Des maisons sont construites au bord de la rivière Ntahangwa et du lac Tanganyika sans respecter la zone tampon. Les protecteurs de la nature parlent d’une violation du code de l’environnement. Le directeur général de l’Urbanisme promet des sanctions après investigations.

« La zone tampon n’est plus respectée lors de l’attribution des parcelles», constate Albert Mbonerane, président de l’Association Ceinture Verte pour l’Environnement (ACVE). Des constructions au bord du lac Tanganyika et de la rivière Ntahangwa sont en cours. Elles s’approchent de plus en plus du lac et de la rivière Ntahangwa. La zone tampon de 200 mètres entre ces constructions et le bord du lac Tanganyika n’est pas respectée.
Le reste des matériaux de construction, des bouteilles en verre et en plastique sont jetés dans le lac Tanganyika.

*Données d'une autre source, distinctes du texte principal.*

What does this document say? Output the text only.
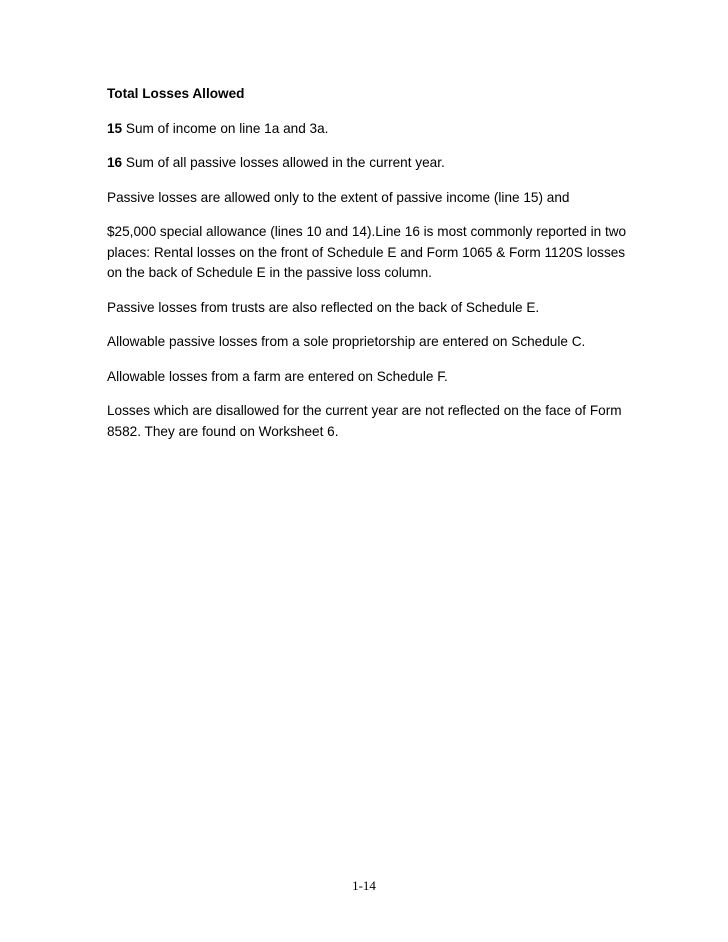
Total Losses Allowed

15 Sum of income on line 1a and 3a.

16 Sum of all passive losses allowed in the current year.

Passive losses are allowed only to the extent of passive income (line 15) and

$25,000 special allowance (lines 10 and 14).Line 16 is most commonly reported in two places: Rental losses on the front of Schedule E and Form 1065 & Form 1120S losses on the back of Schedule E in the passive loss column.

Passive losses from trusts are also reflected on the back of Schedule E.

Allowable passive losses from a sole proprietorship are entered on Schedule C.

Allowable losses from a farm are entered on Schedule F.

Losses which are disallowed for the current year are not reflected on the face of Form 8582. They are found on Worksheet 6.

1-14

Déjà, au bord de la rivière Ntahangwa, des maisons risquent de s’écrouler. Les spécialistes en environnement indiquent que le lit de cette rivière devrait être protégé par une zone tampon pour éviter qu’elle ne s’enfonce progressivement en grignotant les rives. Ils constatent que cette situation rend difficile, par exemple, le filtrage des déchets industriels et ménagers, en entraînant la pollution progressive du lac. Certaines personnes indiquent que l’exiguïté de la terre fait que les gens construisent partout où ils peuvent trouver un petit espace. Pourtant, Albert Mbonerane, précise que ces constructions devraient respecter les normes environnementales : « Il faut d’abord faire une étude d’impact environnemental avant d’attribuer des parcelles. » Pour le lac, explique le président de l’ACVE, la zone tampon correspond à la zone du littoral : « Elle a une fonction de purification des eaux. »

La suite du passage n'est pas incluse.